There’s something about Joe Simon’s rich, burnished voice that sounds as smooth as a glass of 12-year-old bourbon, and feels just as appropriate on a sad and lonely day. In some respects, Joe Simoncould be called the Roy Orbison of soul music, there’s a naturally sorrowful tone in Simon’s voice that shines clearly through even the most upbeat material, and both singers had obviously learned more than a little from the sounds of classic country.
The Chokin’ Kind, the first of three albums Joe Simon would crank out in 1969, features three tunes written by the great C&W tunesmith Harlan Howard, and all three (especially the title cut) serve as superb examples of the clear if little-examined kinship between soul and country, inspiring truly stellar performances from Simon. Much of the rest of the album is padded out with covers, and while one might imagine it would take a brave man to cover Otis Redding, Glen Campbell, and the Five Satins on the same LP, Simon brings his own style and personality to each song, no matter how familiar they may be in other contexts. Like many soul long-players of the 1960s, The Chokin’ Kind is more a collection of songs that a unified work, but the consistent strength of Simon’s performances makes it fine listen from start to finish.

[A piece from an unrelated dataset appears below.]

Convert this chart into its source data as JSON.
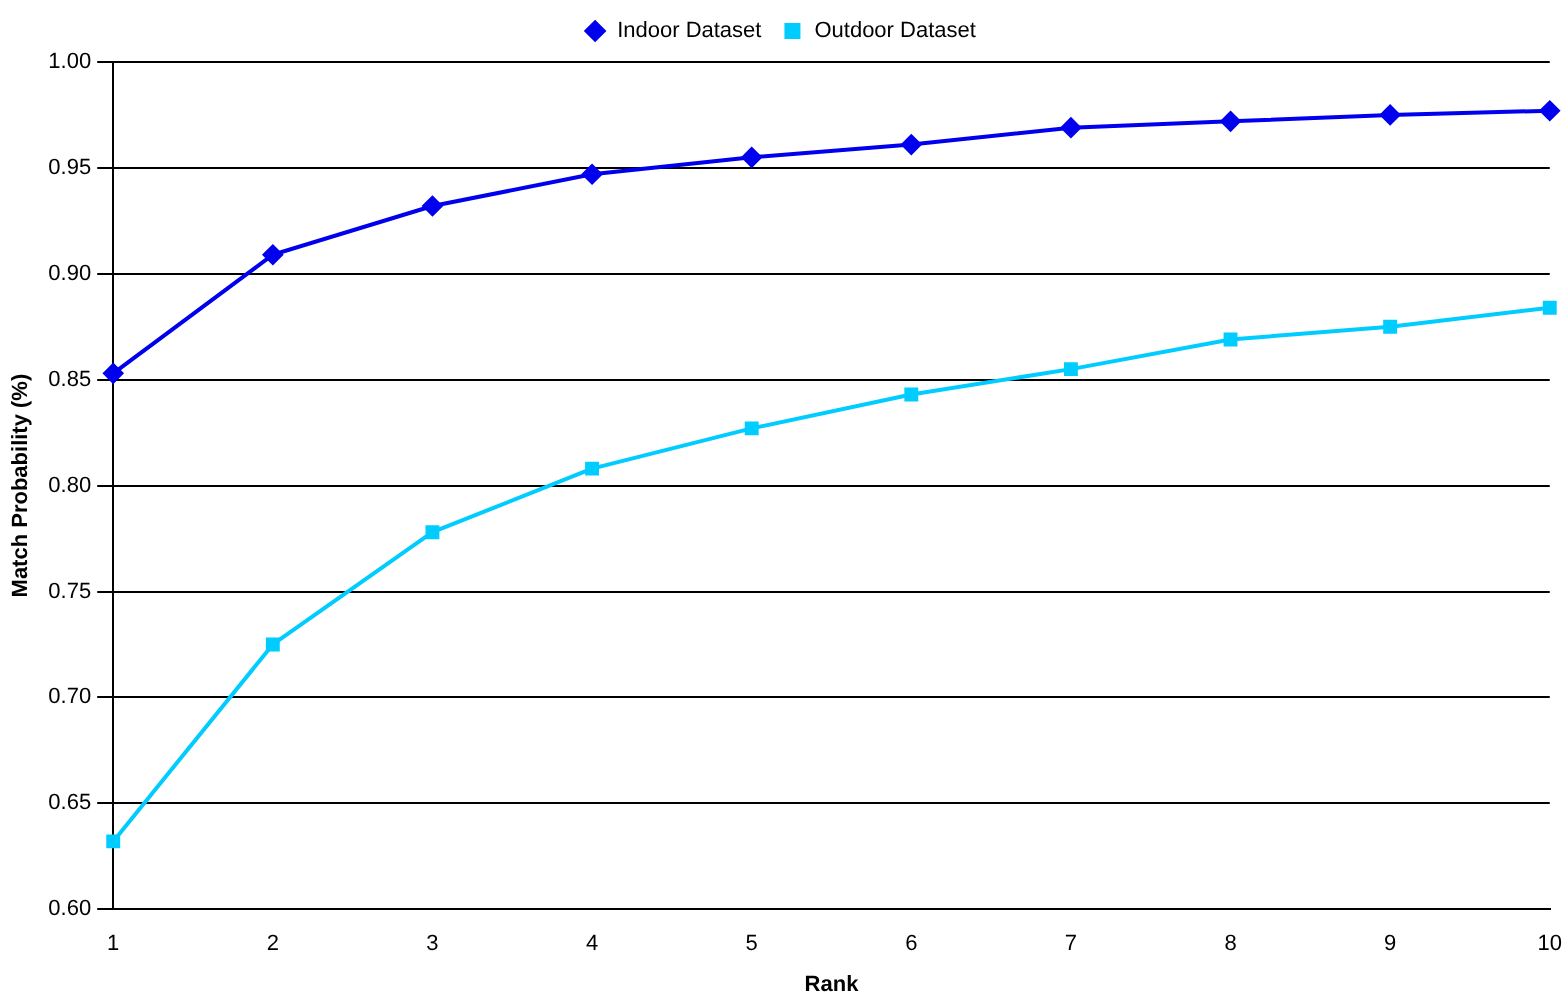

A1 Baby, Don’t Be Looking In My Mind 2:42
A2 Sittin’ On The Dock Of The Bay 2:47
A3 Little Green Apples 3:12
A4 Lonely Man 2:44
A5 The Chokin’ Kind 2:38
B1 Yours Love 3:03
B2 Help Yourself (To All My Lovin’) 2:21
B3 Wichita Lineman 3:18
B4 Don’t Let Me Lose The Feeling 2:19
B5 I’m Too Far Gone To Turn Around 2:28
B6 In The Still Of The Night (I’ll Remember) 2:44
His plaintive baritone equally conversant with R&B and country phrasing, Joe Simon married the two genres with startling success during the late ’60s, adapting Nashville material to the soul sound and repeatedly coming up a winner. Simon began recording in the Bay Area, but a switch in recording sites (first to Muscle Shoals for Vee-Jay and then to Nashville, upon signing with disc jockey John Richbourg’s Sound Stage 7 label in 1966) heightened his national appeal.
With easy access to prime country-oriented material, Simon soon found his true calling, scoring major hits with “Nine Pound Steel“, “(You Keep Me) Hangin’ On“, and the number one R&B smash “The Chokin’ Kind“, penned by Music Row tunesmith Harlan Howard, spent 12 weeks in the charts, and had sold one million copies by June 16, 1969. In addition, Simon was given a Grammy Award in 1970 for Best Male R&B Vocal Performance.
Still dabbling in country covers after switching to the Spring imprint in 1970, Simon was even more successful when assigned to Philadelphia wizards Kenny Gamble and Leon Huff, who produced the moody “Drowning in the Sea of Love” the next year. The team scored a #3 R&B hit in 1971 with “Drowning in the Sea of Love” and a #1 R&B hit in the summer of 1972 with “Power of Love“. Both songs reached #11 on the Hot 100. “Drowning in the Sea of Love” sold over 1.5 million copies and the RIAA on January 6, 1972 gave a gold disc. “Power of Love”, written by Gamble, Huff and Simon was Simon’s third million seller, and the R.I.A.A. awarded gold disc status on August 29, 1972.
Simon continued to release R&B hits with “Pool of Bad Luck“, “Trouble in My Home“, “Step By Step“, “I Need You, You Need Me“, “Music in My Bones“, “Carry Me“, and 1975’s “Get Down, Get Down (Get on the Floor)“, which gave Simon his third #1 R&B hit, and also a #8 Hot 100 hit. Simon’s success escalated with his writing/producing the theme tune for the film, Cleopatra Jones in 1973.
In the late 1970s/early 1980s, Simon decided to remove his tenor/bass-baritone voice from the secular music world and devote it and other parts of his life to Christianity. Simon began evangelist preaching in Flossmoor, Illinois. In 1983, he produced the album Lay My Burden Down for former Davis Sisters second lead Jackie Verdell. Simon released a gospel album titled This Story Must Be Told in the late 1990s.
In 1999 Simon was inducted as a Pioneer Award honoree by the Rhythm and Blues Foundation. Joss Stone covered “The Chokin’ Kind” on her 2003 album, The Soul Sessions.
Simon has had a number of his songs sampled by other artists, including OutKast, who sampled “Before the Night is Over” in their hit “So Fresh, So Clean” and Lil’ Kim, who sampled Simon’s “It Be’s That Way Sometimes” in “Magic Stick”, featuring 50 Cent. Memphis Bleek sampled Simon’s “Trace Your Love” for the track “Alright” on his 2005 534 album.